Please don't get me wrong; I support Mike Gravel. And I think removing the FDA is just as ludicrous as his consistent voting record to allow citizens to legally handle submachine guns. But I have to hand to it to him that at least he's consistent. And when you think about it, only congress has the authority to deal with gun legislation. Only congress has the authority to deal with birthright citizenship. Only congress has the authority to back the dollar. And since Ron Paul is so sincere, I cannot imagine that he would use the executive branch to subvert his own ideals in order to bring those policies into place. No, if he were president, these insane ideas that I wholeheartedly think are stupid would never come into play at all.

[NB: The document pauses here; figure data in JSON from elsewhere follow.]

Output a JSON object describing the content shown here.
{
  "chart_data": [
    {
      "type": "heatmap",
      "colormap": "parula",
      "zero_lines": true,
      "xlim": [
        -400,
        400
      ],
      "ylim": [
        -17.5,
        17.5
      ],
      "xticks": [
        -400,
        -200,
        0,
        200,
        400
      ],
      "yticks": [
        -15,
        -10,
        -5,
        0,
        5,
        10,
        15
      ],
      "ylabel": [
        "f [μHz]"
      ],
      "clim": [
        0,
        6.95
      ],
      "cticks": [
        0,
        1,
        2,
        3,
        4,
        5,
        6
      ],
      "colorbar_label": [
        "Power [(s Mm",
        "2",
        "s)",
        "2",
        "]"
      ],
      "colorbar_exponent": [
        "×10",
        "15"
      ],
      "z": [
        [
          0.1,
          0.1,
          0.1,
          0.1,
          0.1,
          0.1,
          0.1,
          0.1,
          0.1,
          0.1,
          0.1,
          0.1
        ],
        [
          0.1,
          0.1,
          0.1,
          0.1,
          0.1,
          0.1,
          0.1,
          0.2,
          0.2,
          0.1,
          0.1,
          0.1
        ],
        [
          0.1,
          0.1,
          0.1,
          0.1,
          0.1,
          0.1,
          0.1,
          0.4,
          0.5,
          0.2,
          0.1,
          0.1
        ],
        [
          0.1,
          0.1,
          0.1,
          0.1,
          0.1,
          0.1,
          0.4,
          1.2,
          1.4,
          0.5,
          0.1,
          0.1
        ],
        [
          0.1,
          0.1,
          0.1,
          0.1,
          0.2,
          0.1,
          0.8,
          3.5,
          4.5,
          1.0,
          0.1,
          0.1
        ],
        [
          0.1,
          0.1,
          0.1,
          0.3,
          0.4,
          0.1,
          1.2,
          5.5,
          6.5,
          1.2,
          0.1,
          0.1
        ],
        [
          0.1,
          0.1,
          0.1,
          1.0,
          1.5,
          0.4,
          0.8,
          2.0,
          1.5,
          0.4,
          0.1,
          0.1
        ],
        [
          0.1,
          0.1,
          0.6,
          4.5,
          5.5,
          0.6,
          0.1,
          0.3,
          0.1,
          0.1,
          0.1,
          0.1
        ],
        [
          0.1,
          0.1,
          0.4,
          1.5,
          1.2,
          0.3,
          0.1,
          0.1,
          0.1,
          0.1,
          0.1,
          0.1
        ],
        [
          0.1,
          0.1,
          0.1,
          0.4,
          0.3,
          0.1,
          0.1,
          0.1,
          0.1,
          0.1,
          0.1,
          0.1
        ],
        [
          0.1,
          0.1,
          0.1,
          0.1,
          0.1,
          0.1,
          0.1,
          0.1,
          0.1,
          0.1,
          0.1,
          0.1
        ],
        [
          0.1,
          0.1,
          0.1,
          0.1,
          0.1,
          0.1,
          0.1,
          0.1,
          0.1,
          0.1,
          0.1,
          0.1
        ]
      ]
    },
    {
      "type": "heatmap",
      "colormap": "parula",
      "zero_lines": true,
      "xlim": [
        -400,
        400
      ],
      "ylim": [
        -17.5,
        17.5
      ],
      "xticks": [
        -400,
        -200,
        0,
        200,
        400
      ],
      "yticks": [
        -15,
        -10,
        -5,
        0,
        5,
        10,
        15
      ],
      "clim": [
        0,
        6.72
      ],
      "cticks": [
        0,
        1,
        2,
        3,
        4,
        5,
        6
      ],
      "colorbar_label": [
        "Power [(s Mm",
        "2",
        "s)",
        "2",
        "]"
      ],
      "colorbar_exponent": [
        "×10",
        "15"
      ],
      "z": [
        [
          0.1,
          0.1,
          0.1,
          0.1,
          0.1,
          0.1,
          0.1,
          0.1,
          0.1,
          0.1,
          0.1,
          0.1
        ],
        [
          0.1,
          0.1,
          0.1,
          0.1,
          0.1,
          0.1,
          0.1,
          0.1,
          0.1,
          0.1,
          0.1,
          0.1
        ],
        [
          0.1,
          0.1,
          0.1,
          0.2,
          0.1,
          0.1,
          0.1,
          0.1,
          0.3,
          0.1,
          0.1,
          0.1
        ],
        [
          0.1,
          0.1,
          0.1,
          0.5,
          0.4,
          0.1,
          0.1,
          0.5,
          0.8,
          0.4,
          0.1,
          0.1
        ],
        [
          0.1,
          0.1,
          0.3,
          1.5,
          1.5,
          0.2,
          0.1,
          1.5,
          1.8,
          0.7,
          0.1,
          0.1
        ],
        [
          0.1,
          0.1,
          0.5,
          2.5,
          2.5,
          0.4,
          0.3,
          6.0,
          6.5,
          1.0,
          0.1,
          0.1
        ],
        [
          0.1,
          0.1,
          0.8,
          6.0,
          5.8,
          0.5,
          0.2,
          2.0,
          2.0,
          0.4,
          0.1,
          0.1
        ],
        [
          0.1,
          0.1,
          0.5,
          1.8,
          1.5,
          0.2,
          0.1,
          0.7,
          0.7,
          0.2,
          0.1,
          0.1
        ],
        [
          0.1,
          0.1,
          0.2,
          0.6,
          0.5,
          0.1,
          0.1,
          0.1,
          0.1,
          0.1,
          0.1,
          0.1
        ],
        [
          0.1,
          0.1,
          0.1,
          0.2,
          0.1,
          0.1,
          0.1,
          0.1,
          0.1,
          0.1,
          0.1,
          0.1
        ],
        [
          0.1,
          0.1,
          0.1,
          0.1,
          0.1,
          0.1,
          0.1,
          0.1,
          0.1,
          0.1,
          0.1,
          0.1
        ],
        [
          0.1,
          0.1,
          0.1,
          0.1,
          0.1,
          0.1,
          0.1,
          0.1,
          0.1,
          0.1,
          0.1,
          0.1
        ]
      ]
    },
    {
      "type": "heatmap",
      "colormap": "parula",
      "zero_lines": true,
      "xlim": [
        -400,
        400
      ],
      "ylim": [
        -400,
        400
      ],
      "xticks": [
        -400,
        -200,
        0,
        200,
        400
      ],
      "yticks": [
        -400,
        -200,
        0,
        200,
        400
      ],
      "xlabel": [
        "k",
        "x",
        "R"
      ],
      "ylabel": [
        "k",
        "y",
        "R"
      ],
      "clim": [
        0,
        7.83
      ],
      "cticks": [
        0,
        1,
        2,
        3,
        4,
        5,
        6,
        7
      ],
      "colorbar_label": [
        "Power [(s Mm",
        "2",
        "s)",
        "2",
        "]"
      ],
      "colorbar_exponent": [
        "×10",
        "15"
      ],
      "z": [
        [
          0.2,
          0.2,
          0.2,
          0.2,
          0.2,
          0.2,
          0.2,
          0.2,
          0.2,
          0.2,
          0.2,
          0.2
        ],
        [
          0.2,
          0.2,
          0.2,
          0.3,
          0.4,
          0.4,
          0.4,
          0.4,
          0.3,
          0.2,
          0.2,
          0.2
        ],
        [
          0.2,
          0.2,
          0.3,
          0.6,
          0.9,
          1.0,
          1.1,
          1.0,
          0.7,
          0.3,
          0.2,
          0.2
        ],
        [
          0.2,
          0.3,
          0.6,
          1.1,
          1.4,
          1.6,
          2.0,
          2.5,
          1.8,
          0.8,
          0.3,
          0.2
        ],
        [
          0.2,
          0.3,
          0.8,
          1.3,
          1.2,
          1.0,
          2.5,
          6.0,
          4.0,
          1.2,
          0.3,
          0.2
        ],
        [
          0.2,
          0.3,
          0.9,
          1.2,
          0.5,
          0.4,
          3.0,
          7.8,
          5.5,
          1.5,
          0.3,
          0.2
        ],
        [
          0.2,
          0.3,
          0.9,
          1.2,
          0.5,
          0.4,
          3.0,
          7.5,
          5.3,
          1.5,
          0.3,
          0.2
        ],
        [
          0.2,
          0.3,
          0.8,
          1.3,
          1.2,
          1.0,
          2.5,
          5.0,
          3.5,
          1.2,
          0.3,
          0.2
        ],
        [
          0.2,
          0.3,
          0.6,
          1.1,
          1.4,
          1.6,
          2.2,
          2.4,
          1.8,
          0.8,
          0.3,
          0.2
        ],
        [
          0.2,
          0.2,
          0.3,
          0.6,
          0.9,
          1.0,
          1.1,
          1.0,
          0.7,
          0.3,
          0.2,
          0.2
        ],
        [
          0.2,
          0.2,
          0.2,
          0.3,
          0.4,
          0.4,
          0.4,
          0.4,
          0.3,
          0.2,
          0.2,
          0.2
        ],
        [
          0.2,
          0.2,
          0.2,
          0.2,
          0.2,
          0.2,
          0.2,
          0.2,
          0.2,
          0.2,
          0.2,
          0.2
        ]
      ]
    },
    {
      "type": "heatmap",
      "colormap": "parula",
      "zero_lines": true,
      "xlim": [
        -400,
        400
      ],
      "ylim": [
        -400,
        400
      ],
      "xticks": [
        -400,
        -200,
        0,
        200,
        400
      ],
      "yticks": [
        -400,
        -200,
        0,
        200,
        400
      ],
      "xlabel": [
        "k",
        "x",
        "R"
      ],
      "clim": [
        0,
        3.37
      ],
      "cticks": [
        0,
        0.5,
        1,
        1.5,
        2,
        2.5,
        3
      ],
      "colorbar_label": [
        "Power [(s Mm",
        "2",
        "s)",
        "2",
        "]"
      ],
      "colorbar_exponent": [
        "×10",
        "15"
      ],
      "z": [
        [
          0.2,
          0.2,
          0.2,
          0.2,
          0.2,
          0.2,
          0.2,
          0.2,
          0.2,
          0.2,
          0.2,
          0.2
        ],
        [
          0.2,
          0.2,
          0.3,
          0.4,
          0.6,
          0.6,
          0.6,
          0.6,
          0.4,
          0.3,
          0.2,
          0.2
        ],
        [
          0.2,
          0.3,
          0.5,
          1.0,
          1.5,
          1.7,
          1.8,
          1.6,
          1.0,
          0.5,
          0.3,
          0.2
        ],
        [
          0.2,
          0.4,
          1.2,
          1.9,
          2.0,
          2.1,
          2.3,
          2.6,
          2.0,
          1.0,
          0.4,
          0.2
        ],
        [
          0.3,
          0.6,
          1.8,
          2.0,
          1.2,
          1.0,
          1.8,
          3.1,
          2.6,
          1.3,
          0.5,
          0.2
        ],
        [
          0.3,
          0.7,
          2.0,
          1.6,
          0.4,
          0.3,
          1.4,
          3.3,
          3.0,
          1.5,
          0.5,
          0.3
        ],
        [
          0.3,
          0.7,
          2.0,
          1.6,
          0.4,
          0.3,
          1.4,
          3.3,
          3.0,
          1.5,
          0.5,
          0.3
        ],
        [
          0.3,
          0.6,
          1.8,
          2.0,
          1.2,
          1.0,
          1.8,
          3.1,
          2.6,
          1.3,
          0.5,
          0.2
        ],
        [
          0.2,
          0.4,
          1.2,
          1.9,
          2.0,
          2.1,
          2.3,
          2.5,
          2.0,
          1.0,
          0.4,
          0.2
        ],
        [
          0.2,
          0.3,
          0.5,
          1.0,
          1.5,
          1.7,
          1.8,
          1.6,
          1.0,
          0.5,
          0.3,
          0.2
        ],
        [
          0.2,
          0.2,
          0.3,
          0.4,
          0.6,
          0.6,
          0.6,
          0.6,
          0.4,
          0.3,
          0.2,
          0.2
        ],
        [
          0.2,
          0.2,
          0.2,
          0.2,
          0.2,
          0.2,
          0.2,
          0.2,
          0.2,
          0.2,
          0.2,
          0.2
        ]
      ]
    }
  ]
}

On the other hand, everything that I do
agree with is stuff that he would then have authority to start realizing: foreign policy, trade agreements, int'l organizations, etc. The only thing, in fact, that he would have power over that I don't immediately like is the possibility of his appointing new supreme court justices. But Ron Paul seems so honest... I can't imagine him appointing anyone that wasn't a strict conservative constitutionalist. And those types of people would never repeal earlier decisions by their own court without overriding need, and so they would not vote to overturn Roe v Wade, for example.
So with Mike Gravel getting beaten back left and right, and with Dennis Kucinich saying incredibly stupid things like "I saw a UFO" on live national television, I'm really starting to think hard about Ron Paul.
And I'm not sure what I'm going to do yet.